🤖 AI Summary
This study addresses the vertex-disjoint star cover problem in graphs, where each star must contain a number of leaves within the interval $[k, \ell]$ (with $1 \leq k < \ell$ and $\ell$ possibly infinite), aiming to maximize the number of covered vertices. The authors propose a novel algorithm based on local search and amortized analysis, enhanced by augmented configurations that connect distant neighborhoods to enable effective local improvements. Their main contributions include proving that the problem is APX-hard for $k=2$, thereby resolving an open complexity question, and establishing optimal or first-known approximation guarantees in four key settings: a $(k+1)/2$-approximation for $k \geq 3$ and $\ell = \infty$, a $4/3$-approximation for $k=2$ and $\ell = \infty$, a $1 + \ell/(\ell+1)$-approximation for $k=2 < \ell$, and the first approximation algorithm for the general case $3 \leq k < \ell$.
📝 Abstract
We study the problem of covering the maximum number of vertices in a graph by a collection of vertex-disjoint stars, each with a number of satellites in a given interval $[k, \ell]$, where $1 \le k < \ell$ and $\ell$ can be infinity.
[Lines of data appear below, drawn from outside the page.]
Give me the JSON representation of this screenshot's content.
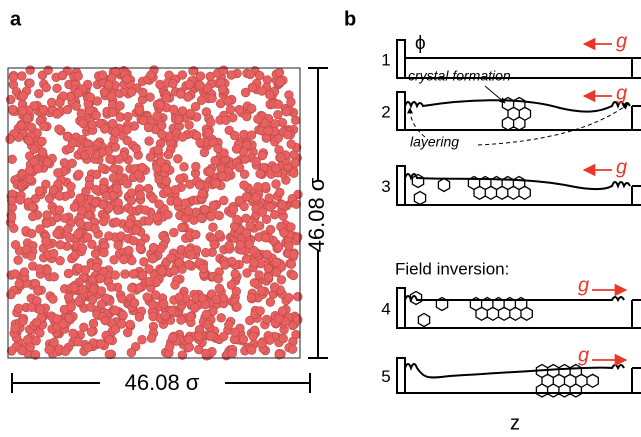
{
  "panel_a": {
    "label": "a",
    "width_label": "46.08 σ",
    "height_label": "46.08 σ"
  },
  "panel_b": {
    "label": "b",
    "phi": "ϕ",
    "rows": [
      {
        "number": "1",
        "g": "g"
      },
      {
        "number": "2",
        "g": "g"
      },
      {
        "number": "3",
        "g": "g"
      },
      {
        "number": "4",
        "g": "g"
      },
      {
        "number": "5",
        "g": "g"
      }
    ],
    "crystal": "crystal formation",
    "layering": "layering",
    "inversion": "Field inversion:",
    "axis": "z"
  }
}
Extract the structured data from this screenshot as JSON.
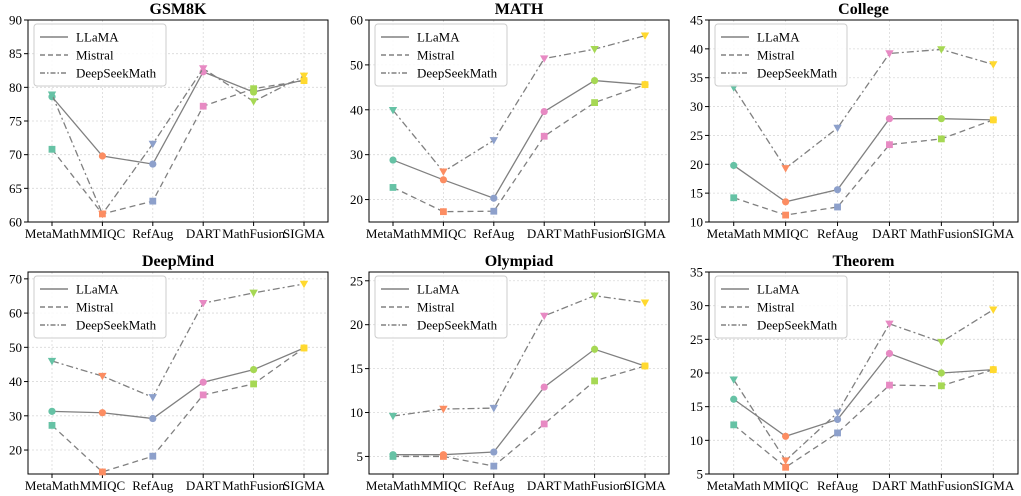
{
  "figure": {
    "methods": [
      "MetaMath",
      "MMIQC",
      "RefAug",
      "DART",
      "MathFusion",
      "SIGMA"
    ],
    "method_colors": [
      "#66c2a5",
      "#fc8d62",
      "#8da0cb",
      "#e78ac3",
      "#a6d854",
      "#ffd92f"
    ],
    "series_style": {
      "LLaMA": {
        "line_color": "#808080",
        "dash": "none",
        "marker": "circle"
      },
      "Mistral": {
        "line_color": "#808080",
        "dash": "dashed",
        "marker": "square"
      },
      "DeepSeekMath": {
        "line_color": "#808080",
        "dash": "dash-dot",
        "marker": "triangle-down"
      }
    }
  },
  "chart_data": [
    {
      "type": "line",
      "title": "GSM8K",
      "categories": [
        "MetaMath",
        "MMIQC",
        "RefAug",
        "DART",
        "MathFusion",
        "SIGMA"
      ],
      "ylim": [
        60,
        90
      ],
      "yticks": [
        60,
        65,
        70,
        75,
        80,
        85,
        90
      ],
      "legend": "top-left",
      "grid": true,
      "series": [
        {
          "name": "LLaMA",
          "values": [
            78.6,
            69.8,
            68.6,
            82.3,
            79.3,
            81.1
          ]
        },
        {
          "name": "Mistral",
          "values": [
            70.8,
            61.2,
            63.1,
            77.2,
            79.8,
            81.0
          ]
        },
        {
          "name": "DeepSeekMath",
          "values": [
            78.9,
            61.2,
            71.6,
            82.8,
            77.9,
            81.7
          ]
        }
      ]
    },
    {
      "type": "line",
      "title": "MATH",
      "categories": [
        "MetaMath",
        "MMIQC",
        "RefAug",
        "DART",
        "MathFusion",
        "SIGMA"
      ],
      "ylim": [
        15,
        60
      ],
      "yticks": [
        20,
        30,
        40,
        50,
        60
      ],
      "legend": "top-left",
      "grid": true,
      "series": [
        {
          "name": "LLaMA",
          "values": [
            28.8,
            24.4,
            20.3,
            39.6,
            46.5,
            45.6
          ]
        },
        {
          "name": "Mistral",
          "values": [
            22.7,
            17.3,
            17.4,
            34.1,
            41.6,
            45.6
          ]
        },
        {
          "name": "DeepSeekMath",
          "values": [
            39.9,
            26.2,
            33.2,
            51.4,
            53.5,
            56.5
          ]
        }
      ]
    },
    {
      "type": "line",
      "title": "College",
      "categories": [
        "MetaMath",
        "MMIQC",
        "RefAug",
        "DART",
        "MathFusion",
        "SIGMA"
      ],
      "ylim": [
        10,
        45
      ],
      "yticks": [
        10,
        15,
        20,
        25,
        30,
        35,
        40,
        45
      ],
      "legend": "top-left",
      "grid": true,
      "series": [
        {
          "name": "LLaMA",
          "values": [
            19.8,
            13.5,
            15.6,
            27.9,
            27.9,
            27.7
          ]
        },
        {
          "name": "Mistral",
          "values": [
            14.2,
            11.2,
            12.6,
            23.4,
            24.4,
            27.7
          ]
        },
        {
          "name": "DeepSeekMath",
          "values": [
            33.3,
            19.3,
            26.3,
            39.2,
            39.9,
            37.3
          ]
        }
      ]
    },
    {
      "type": "line",
      "title": "DeepMind",
      "categories": [
        "MetaMath",
        "MMIQC",
        "RefAug",
        "DART",
        "MathFusion",
        "SIGMA"
      ],
      "ylim": [
        13,
        72
      ],
      "yticks": [
        20,
        30,
        40,
        50,
        60,
        70
      ],
      "legend": "top-left",
      "grid": true,
      "series": [
        {
          "name": "LLaMA",
          "values": [
            31.3,
            30.9,
            29.2,
            39.8,
            43.5,
            49.8
          ]
        },
        {
          "name": "Mistral",
          "values": [
            27.2,
            13.6,
            18.2,
            36.1,
            39.3,
            49.8
          ]
        },
        {
          "name": "DeepSeekMath",
          "values": [
            46.0,
            41.6,
            35.4,
            62.9,
            65.9,
            68.5
          ]
        }
      ]
    },
    {
      "type": "line",
      "title": "Olympiad",
      "categories": [
        "MetaMath",
        "MMIQC",
        "RefAug",
        "DART",
        "MathFusion",
        "SIGMA"
      ],
      "ylim": [
        3,
        26
      ],
      "yticks": [
        5,
        10,
        15,
        20,
        25
      ],
      "legend": "top-left",
      "grid": true,
      "series": [
        {
          "name": "LLaMA",
          "values": [
            5.2,
            5.2,
            5.5,
            12.9,
            17.2,
            15.3
          ]
        },
        {
          "name": "Mistral",
          "values": [
            5.0,
            5.0,
            3.9,
            8.7,
            13.6,
            15.3
          ]
        },
        {
          "name": "DeepSeekMath",
          "values": [
            9.6,
            10.4,
            10.5,
            21.0,
            23.3,
            22.5
          ]
        }
      ]
    },
    {
      "type": "line",
      "title": "Theorem",
      "categories": [
        "MetaMath",
        "MMIQC",
        "RefAug",
        "DART",
        "MathFusion",
        "SIGMA"
      ],
      "ylim": [
        5,
        35
      ],
      "yticks": [
        5,
        10,
        15,
        20,
        25,
        30,
        35
      ],
      "legend": "top-left",
      "grid": true,
      "series": [
        {
          "name": "LLaMA",
          "values": [
            16.1,
            10.6,
            13.1,
            22.9,
            20.0,
            20.5
          ]
        },
        {
          "name": "Mistral",
          "values": [
            12.3,
            6.0,
            11.1,
            18.2,
            18.1,
            20.5
          ]
        },
        {
          "name": "DeepSeekMath",
          "values": [
            19.0,
            7.0,
            14.1,
            27.3,
            24.6,
            29.4
          ]
        }
      ]
    }
  ]
}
This is referred to as sequential {\sc $[k, \ell]$-Star Packing} problem. It is solvable in polynomial time when $k = 1$, but becomes strongly NP-hard when $k \ge 2$. In this paper, we propose either the first or an improved approximation algorithm for the following four sequential settings: 1) a $\frac {k+1}2$-approximation algorithm when $k \ge 3$ and $\ell = \infty$, improving the previous best ratio of $\frac {(k+1)^2}{2k+1}$; 2) a $\frac 43$-approximation algorithm when $k = 2$ and $\ell = \infty$, improving the previous best ratio of $\frac 32$; 3) the first $(1 + \frac \ell{\ell+1})$-approximation algorithm when $2 = k < \ell$; and 4) the first $(1 + \max\left\{\frac {k-1}2, \frac {(k+1) \ell}{3 (\ell+1)}\right\})$-approximation algorithm when $3 \le k < \ell$. Besides the main algorithmic techniques being local search coupled with amortized analysis, we observe augmenting configurations to bridge two distant neighborhoods for a local improvement operation. Additionally, the problem has been shown APX-hard when $k \ge 3$; we prove its APX-hardness for the last remaining case where $k = 2$.